Arrieta's success on Friday is largely attributable to this kind of weak contact. On the day, 18 of the 24 batters he faced put the ball in play but the only well-struck ball was an easy line out to left field from Josh Willingham to end the fourth inning.Two batters did record hits against the Orioles with Arrieta on the mount, but they came on a dying quail to left and a grounder deep in the hole. Beyond those two extremely difficult-to-field hits, the Oriole defense simply wasn't tested.

Arrieta walked the second batter, Jamey Carroll, on six pitches and up steps his first real challenge: Joe Mauer. Wieters again sets down and away and Arrieta pumps in a 96 mile-per-hour fastball, a little up and out but called for strike one. A real sharp curveball comes in next, missing Wieters' outside target but riding the inside half of the plate for a quick oh-two count. Getting ahead and letting his good stuff do the talking, as he would do to nine of his 24 batters, was critical and very encouraging. He would only fall into a three ball count three times, surrendering two walks, but would get to two strikes on 11 batters. Working ahead on Mauer, he eventually got him to ground into a weak one-six-three double play on a curveball in the middle of the plate but with a tremendous amount of drop on it. Inning over.

Arrieta's day was impressive, but not without some discouraging elements. When Mauer came back up to lead off the seventh inning, Wieters' target sat on the low and away corner. Arrieta threw a curveball down and in, not close, fastball up and away, not close, fastball down and in, not close, and finally a fastball up and away, not close, for the four pitch walk.

That was only Arrieta's second and final walk of the day, but he battled his command problems all afternoon. Wieters set up on the outside or inside lower corner for all but one pitch, but splitting the strikezone and surrounding area into quadrants (lower in, lower out, upper in, upper out), Arrieta only hit the targeted quadrant on a quarter of his pitches. Many of those pitches sailed wide of the strike zone, however. He really only hit the glove eight times. The fastball in particular was a struggle, as just 17% of those offerings were relatively on location, compared to 34% of Arrieta's offspeed pitches. Only two of his 53 fastballs hit the glove.

The inability to command his fastball could be a telling reason why he only induced one swing and a miss on it, despite it averaging about an extra mile and a half per hour more speed than it did throughout 2011. The pitch was thrown mostly for strikes, though no more than has been historically the case for Arrieta, and induced weak contact (50% groundballs), but it wasn't getting whiffs.

Conversely, the slider was his best pitch on the day, including from a literal point of view as he unleashed an uncharitable backdoor slider right on the outside corner to strike out Justin Morneau in the seventh. The slider was thrown harder than it's 2011 equivalent and with more spin on it, almost edging into cut-fastball type territory. Arrieta still struggled to throw it for a strike, but induced more swings and misses on it than anything else with three.

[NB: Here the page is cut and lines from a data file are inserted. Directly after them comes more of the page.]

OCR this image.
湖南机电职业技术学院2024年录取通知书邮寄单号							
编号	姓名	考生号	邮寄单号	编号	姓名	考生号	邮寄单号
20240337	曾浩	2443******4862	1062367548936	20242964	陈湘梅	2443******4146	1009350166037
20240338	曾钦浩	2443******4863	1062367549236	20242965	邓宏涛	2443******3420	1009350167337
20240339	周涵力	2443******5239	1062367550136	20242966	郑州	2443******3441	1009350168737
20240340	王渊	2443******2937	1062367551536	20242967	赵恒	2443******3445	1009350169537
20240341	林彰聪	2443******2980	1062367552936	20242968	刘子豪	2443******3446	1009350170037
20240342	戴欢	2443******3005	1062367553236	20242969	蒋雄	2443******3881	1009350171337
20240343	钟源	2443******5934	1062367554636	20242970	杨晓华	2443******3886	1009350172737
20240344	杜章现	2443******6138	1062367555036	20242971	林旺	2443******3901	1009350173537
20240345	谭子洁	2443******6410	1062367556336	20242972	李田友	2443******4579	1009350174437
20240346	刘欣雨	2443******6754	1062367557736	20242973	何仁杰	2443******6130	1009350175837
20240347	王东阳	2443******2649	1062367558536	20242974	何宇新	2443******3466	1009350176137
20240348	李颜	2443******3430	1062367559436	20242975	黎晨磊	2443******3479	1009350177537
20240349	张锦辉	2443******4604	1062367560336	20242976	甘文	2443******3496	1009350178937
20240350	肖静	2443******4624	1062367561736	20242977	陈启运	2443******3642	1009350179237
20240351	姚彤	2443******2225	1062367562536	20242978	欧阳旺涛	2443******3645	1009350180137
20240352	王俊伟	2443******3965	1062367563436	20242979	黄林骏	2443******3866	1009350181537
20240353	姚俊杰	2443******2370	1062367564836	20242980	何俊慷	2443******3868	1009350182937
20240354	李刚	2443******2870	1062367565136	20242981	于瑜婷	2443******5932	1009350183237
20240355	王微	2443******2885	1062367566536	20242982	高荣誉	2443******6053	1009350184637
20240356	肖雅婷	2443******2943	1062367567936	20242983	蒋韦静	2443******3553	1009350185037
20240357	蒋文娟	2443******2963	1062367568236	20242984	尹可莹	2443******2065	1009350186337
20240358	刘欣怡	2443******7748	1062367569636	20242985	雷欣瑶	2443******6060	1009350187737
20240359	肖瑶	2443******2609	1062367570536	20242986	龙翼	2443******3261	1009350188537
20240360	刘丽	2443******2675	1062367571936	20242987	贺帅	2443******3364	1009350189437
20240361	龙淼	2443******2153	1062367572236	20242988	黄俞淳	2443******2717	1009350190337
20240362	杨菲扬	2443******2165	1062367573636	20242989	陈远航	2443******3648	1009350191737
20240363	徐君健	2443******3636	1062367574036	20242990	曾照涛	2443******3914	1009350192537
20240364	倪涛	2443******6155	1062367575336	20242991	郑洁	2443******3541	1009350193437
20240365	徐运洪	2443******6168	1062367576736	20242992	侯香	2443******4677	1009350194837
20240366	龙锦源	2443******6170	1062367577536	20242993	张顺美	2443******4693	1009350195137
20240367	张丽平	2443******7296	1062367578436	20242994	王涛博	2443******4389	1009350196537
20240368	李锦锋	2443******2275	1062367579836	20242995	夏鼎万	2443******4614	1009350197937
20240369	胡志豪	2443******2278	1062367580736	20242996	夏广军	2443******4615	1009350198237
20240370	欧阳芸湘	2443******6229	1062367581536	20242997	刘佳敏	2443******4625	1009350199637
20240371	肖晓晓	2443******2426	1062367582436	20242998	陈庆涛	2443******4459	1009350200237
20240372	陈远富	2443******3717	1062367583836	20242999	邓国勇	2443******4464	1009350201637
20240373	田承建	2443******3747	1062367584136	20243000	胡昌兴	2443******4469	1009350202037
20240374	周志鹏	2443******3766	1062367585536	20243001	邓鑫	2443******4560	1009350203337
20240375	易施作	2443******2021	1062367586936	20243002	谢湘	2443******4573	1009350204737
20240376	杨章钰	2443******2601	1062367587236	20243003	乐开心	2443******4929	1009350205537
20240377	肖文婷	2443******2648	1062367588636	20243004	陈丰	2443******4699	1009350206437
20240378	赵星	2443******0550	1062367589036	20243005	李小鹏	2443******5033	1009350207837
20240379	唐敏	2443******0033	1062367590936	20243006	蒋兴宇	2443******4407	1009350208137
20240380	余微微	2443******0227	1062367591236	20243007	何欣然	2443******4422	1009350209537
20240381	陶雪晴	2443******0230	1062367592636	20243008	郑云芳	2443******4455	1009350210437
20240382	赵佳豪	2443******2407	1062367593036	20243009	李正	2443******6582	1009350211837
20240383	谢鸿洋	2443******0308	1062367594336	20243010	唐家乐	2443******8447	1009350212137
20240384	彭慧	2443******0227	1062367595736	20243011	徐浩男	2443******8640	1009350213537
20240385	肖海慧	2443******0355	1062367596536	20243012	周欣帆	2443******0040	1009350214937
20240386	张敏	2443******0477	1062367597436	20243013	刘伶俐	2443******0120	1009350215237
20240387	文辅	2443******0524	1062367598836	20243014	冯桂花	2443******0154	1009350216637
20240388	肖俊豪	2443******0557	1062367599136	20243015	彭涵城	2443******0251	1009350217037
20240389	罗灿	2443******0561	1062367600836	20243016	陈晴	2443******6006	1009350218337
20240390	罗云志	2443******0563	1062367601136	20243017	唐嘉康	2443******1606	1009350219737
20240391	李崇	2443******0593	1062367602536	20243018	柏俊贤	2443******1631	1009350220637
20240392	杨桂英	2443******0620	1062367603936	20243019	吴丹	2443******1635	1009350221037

Was Arrieta's dominance despite questionable command and a lack of swing-and-miss pitches a function more of his own abilities or more of the Twins' hitters lack thereof? Like any topic taken seriously, it's a gray area. Arrieta's control looked improved throughout the day and his stuff has certainly not suffered after his offseason elbow surgery. It might even be better than it ever was. But like it has always been for Jake, it's a question of how much he can command his pitches, and especially his fastball. Taken objectively, it's hard to give his command a passing grade for his Friday performance. But then, it was just one start. The New York Yankees loom for his next one.